Pointers how to build a recommender for binary data

Hi, I started reading the documentation - and there’s quite a lot of interesting things to read… :slight_smile:

As I go, I would like to start building a recommender that comes close to my domain (since this makes learning much easier). However, I could not find an example that comes close to my setup, and I wonder if someone here in the community can help out with a link to an example or maybe a starter-snippet?

My simplified setup is as follows:

I’ve binary input-data. From that input I’d like to compute binary recommendations for a fixed set of options. There can be multiple recommendations, and I would like to compute the probability of each recommendation (or at least want to rank them).

How can i do that with dl4j?

Many thanks in advance!

Generally recommendation engines can come in many flavors. Document recommendation is very different than user purchases. What is your “scenario” exactly?

I’ve several different applications in mind. The one I’d like to start with is to recommend code completions inside an IDE (“given the code the developer is currently working on, which methods is he likely to use next?)”.

More concrete: Given that a user triggers code completion on a variable of Type t inside method m, which method is he likely using next? (where “next” can be interpreted literally but it would be suffice (for now) to recommend which methods he’s likely to use in principal inside that method). These slides may illustrate the idea better.

Input can be many things, e.g., the name of the enclosing method, whether it’s overridden or not, which (types of) variables have been declared in the current method body, which other methods have been used already etc. etc. The recommenders then should output which methods invocable on a variable of type t the developer is likely to use inside that method.

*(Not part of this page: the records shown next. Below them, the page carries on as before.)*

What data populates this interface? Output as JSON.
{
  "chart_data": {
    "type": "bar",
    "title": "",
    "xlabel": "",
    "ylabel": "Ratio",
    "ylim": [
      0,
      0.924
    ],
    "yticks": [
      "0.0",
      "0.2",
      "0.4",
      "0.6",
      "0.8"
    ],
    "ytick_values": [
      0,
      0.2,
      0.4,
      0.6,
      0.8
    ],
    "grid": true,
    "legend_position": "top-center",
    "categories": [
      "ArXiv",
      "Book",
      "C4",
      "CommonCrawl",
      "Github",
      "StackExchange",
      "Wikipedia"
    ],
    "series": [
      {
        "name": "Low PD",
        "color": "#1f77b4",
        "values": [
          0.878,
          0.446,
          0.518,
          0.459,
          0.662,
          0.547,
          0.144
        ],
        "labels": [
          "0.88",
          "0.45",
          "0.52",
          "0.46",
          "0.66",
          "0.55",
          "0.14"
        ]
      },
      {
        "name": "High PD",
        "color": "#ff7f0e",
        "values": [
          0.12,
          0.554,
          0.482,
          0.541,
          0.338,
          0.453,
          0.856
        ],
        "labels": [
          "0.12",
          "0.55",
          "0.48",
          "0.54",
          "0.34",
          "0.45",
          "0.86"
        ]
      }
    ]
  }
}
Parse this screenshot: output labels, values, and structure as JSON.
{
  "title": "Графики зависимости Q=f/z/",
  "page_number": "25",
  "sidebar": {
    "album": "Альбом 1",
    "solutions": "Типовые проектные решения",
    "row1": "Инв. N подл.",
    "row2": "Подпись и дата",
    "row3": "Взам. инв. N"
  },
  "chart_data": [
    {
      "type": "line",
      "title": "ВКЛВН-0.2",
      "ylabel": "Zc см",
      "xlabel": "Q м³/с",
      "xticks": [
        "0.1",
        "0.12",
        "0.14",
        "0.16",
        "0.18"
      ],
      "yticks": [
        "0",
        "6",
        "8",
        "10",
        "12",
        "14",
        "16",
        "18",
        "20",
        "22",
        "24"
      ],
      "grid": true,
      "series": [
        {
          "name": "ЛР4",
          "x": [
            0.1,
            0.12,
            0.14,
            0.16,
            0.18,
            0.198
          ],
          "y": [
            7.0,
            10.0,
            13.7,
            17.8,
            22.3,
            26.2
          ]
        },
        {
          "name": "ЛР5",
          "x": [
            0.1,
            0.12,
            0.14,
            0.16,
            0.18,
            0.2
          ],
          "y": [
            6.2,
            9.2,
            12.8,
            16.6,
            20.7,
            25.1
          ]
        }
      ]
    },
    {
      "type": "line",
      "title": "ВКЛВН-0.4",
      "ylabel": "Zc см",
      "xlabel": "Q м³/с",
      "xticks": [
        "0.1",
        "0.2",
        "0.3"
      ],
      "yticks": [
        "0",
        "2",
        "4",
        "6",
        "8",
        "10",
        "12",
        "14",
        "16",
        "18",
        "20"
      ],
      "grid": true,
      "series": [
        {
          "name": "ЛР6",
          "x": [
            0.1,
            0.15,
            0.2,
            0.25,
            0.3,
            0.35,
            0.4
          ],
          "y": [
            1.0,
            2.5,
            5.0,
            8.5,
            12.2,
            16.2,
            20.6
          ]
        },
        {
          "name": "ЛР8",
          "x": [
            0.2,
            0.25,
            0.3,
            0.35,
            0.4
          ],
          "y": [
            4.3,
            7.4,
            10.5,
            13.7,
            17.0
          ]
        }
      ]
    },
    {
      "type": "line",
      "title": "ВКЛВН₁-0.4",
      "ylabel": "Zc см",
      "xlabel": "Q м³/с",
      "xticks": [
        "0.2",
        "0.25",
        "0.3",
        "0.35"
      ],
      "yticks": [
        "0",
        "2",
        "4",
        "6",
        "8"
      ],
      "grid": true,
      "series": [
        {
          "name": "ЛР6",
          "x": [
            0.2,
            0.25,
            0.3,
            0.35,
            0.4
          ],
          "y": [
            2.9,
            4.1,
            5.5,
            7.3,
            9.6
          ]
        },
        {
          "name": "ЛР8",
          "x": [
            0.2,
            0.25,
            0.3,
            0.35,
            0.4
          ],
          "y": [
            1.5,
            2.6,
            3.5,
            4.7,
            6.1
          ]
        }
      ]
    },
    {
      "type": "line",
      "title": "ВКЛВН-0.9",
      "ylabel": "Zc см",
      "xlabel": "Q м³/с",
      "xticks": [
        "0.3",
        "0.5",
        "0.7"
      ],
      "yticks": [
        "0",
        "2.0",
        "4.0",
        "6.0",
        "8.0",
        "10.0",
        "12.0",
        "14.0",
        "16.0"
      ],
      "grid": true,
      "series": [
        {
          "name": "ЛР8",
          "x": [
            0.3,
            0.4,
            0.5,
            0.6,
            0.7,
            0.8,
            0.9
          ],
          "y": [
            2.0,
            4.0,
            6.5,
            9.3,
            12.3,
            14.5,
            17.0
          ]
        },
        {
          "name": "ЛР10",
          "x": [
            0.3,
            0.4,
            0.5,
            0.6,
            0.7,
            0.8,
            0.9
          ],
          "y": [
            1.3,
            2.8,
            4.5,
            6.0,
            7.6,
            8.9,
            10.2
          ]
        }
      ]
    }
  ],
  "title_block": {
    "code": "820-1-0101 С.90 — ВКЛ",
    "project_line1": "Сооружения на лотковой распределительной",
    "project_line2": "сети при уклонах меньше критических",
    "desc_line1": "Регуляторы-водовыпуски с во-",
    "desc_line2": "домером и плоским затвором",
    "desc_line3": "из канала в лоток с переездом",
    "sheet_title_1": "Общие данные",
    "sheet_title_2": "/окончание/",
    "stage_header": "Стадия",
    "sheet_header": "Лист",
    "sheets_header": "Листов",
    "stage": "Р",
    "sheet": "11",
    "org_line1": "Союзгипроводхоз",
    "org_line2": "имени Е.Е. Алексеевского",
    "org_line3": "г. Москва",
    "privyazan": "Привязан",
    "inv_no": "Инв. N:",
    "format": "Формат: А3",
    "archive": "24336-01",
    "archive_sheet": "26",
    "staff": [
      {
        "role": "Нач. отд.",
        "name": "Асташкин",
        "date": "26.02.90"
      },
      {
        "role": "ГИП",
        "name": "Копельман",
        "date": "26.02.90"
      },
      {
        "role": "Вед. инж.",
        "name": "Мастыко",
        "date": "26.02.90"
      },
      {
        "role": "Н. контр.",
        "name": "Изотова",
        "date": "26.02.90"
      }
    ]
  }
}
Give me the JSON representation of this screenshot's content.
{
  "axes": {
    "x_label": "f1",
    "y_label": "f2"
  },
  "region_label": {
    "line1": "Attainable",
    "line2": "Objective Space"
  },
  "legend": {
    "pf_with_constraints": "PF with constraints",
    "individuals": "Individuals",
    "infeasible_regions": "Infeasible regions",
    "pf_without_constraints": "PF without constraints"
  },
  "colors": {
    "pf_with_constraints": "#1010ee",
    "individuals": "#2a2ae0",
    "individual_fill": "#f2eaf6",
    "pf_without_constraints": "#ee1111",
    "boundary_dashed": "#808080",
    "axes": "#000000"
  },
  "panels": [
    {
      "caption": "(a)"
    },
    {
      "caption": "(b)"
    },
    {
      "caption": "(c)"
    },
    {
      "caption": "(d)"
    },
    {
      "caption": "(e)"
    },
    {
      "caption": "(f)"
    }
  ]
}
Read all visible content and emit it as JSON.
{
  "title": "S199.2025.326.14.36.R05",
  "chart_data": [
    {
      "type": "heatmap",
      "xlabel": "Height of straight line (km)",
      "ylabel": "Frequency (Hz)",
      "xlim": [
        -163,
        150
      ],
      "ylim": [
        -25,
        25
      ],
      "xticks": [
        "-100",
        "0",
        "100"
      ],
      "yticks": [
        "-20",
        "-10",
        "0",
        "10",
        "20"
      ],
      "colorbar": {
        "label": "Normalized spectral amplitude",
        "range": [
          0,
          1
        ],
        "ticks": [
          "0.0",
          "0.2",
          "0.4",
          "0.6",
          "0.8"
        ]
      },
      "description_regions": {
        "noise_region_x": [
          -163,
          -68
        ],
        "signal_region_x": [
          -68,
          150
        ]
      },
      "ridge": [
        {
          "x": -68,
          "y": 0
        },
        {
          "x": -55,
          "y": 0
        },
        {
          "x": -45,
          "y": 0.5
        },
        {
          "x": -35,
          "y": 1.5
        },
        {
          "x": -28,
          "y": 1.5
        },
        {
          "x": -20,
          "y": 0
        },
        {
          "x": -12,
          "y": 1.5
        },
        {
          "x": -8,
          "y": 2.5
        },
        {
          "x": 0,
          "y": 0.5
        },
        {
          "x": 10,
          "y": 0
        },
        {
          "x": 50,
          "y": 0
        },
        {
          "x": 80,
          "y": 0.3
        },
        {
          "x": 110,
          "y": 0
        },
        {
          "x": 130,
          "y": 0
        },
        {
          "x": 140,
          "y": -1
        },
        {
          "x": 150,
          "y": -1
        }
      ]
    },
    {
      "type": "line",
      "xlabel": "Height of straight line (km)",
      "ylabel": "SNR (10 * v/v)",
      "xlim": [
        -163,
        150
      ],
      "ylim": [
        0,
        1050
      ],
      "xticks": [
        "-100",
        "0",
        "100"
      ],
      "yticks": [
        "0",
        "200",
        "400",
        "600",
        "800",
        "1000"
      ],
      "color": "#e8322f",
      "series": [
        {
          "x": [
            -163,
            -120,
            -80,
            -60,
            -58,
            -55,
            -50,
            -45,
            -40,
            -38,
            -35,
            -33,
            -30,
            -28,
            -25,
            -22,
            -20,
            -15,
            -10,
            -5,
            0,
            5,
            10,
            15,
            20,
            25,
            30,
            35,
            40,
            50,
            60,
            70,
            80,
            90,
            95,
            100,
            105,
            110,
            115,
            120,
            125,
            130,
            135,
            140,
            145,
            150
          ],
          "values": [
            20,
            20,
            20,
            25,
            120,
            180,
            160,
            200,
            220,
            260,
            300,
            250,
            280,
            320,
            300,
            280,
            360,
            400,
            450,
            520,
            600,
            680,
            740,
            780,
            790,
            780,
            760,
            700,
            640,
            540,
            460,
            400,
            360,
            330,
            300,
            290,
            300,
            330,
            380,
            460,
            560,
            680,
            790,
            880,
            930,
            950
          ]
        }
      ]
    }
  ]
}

So, the input are typically binary (sometime unary) facts derived from source code. The output are members of a type, binary as well.

Does that explain my current use case well enough?

You might want to come back after looking in to the feature engineering a bit. Like how do you tokenize and do the feature engineering? From there, it could come down to a wide variety of techniques. Start with the simplest neural net you think you can. I would also pick a smaller problem to start. Like pick a language and see if you can make specific assumptions about that. I would also look in to modeling with something simpler like language models. Like can you predict what they are most likely to type just based on something simpler like that first?

Thanks for getting back.

You might want to come back after looking in to the feature engineering a bit

I’m not sure which part of my question makes you think I don’t understand my feature space. Maybe you can help me out here? FWIW: I’m trying to map something that already works well with other algorithms to DL4J-based neural networks.

Primarily, I’m seeking advice on how to build networks that process binary input data and produces recommendations as the ones I mentioned before.

Second, I’m looking for advice how to train a network when the inputs and the outputs are from the same feature space (in my case ‘methods called’, but it’s is basically similar to binary movie ratings).

Can you help out here?